Les municipalités à majorité serbe du Kosovo voient leurs compétences renforcées dans plusieurs domaines :

« La municipalité de Mitrovica Nord a compétence pour l’enseignement supérieur, y compris l’homologation et l’agrément des établissements d’enseignement et le recrutement, la rémunération et la formation des enseignants et administrateurs.

L’université de Mitrovica Nord est un établissement d’enseignement supérieur autonome. La municipalité de Mitrovica Nord exerce sa compétence sur l’université publique de langue serbe. La municipalité de Mitrovica Nord peut coopérer avec toute autre municipalité pour assurer le bon fonctionnement de l’université.

Les municipalités de Mitrovica Nord, Gracanica et Strpce ont compétence pour les prestations de soins de santé secondaires, y compris l’homologation et l’agrément des établissements de soins ainsi que le recrutement, la rémunération et la formation du personnel médical et des administrateurs. »
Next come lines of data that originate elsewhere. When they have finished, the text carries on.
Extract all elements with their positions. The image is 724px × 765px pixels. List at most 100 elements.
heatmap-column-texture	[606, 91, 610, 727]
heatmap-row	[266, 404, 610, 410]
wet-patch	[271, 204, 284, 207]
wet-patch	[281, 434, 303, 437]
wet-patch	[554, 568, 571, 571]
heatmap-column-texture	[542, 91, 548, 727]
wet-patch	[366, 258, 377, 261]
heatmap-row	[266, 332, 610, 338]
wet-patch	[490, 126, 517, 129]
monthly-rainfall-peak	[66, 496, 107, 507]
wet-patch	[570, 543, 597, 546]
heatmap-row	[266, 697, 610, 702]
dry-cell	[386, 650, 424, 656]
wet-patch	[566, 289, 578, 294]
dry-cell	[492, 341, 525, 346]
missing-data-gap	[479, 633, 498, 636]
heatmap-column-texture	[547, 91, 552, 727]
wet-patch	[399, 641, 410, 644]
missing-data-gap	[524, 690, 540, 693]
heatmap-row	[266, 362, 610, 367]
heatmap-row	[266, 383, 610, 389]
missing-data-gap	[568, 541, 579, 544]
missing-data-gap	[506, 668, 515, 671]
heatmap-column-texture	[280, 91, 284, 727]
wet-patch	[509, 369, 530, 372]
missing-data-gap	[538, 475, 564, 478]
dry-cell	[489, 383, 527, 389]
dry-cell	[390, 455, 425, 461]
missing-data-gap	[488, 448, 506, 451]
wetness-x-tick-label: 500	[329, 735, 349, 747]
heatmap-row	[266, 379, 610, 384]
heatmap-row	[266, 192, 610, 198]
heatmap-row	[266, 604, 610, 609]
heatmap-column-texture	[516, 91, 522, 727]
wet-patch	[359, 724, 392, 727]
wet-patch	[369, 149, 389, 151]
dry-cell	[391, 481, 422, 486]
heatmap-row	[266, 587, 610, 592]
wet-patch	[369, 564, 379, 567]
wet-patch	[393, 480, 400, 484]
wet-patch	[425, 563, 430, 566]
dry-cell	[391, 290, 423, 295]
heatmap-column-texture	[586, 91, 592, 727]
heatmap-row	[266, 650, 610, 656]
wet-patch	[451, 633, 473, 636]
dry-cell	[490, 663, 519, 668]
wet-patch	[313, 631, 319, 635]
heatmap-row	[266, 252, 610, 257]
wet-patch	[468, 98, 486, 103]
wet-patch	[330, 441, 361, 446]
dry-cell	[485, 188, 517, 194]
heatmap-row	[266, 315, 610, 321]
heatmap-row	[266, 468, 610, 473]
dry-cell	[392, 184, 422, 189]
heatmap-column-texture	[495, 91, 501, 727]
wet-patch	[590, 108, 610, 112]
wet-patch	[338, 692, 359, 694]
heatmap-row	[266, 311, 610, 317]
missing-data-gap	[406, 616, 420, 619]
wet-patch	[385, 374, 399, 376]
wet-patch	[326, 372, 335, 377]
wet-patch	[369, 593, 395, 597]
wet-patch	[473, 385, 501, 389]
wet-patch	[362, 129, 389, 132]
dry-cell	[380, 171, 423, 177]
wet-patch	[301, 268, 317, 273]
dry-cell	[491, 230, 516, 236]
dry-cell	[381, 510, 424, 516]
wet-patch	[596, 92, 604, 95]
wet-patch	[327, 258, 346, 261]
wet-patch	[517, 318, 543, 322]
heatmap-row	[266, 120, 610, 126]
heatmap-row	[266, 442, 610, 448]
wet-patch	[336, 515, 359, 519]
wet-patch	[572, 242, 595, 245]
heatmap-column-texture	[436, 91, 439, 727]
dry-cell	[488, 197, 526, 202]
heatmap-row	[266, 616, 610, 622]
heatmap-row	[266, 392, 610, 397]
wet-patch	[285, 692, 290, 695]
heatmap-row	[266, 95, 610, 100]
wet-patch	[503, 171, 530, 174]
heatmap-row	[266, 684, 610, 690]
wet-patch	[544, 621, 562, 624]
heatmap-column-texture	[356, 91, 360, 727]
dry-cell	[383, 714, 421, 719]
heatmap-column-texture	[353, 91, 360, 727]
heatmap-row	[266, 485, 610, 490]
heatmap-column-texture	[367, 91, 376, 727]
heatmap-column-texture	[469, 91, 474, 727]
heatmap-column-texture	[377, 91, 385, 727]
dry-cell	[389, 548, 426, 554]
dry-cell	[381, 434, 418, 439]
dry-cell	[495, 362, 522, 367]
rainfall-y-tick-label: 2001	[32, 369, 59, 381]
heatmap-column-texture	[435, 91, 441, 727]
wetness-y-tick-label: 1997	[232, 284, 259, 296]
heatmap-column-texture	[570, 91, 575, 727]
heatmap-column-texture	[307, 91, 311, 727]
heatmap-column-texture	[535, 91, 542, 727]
Toutes les municipalités à majorité serbe du Kosovo ont également :

“Authority to exercise responsibility for cultural affairs, including protection and promotion of Serbian and other religious and cultural heritage within the municipal territory, as well as support for local religious communities;

Enhanced participatory rights in the appointment of Police Station Commanders;

Les écoles dont l’enseignement est dispensé en langue serbe ont le droit, sous réserve de notification au Ministère de l’éducation, de la science et de la technologie du Kosovo, d’appliquer des programmes et utiliser des ouvrages scolaires établis par le Ministère de l’éducation de la République de Serbie. »

Toutes les municipalités, y compris les dix municipalités à majorité serbe :

« pourront, dans l’exercice de leurs attributions, coopérer sur des questions d’intérêt commun avec d’autres municipalités situées au Kosovo ou au-delà de ses frontières. Les municipalités qui exercent des compétences municipales élargies peuvent coopérer avec toute autre municipalité en vue de fournir les services visés.
 
Conformément aux principes consacrés par la Charte européenne de l’autonomie locale, les municipalités ont le droit de coopérer et, dans le cadre de la loi, de s’associer avec d’autres municipalités du Kosovo pour la réalisation de tâches d’intérêts communs.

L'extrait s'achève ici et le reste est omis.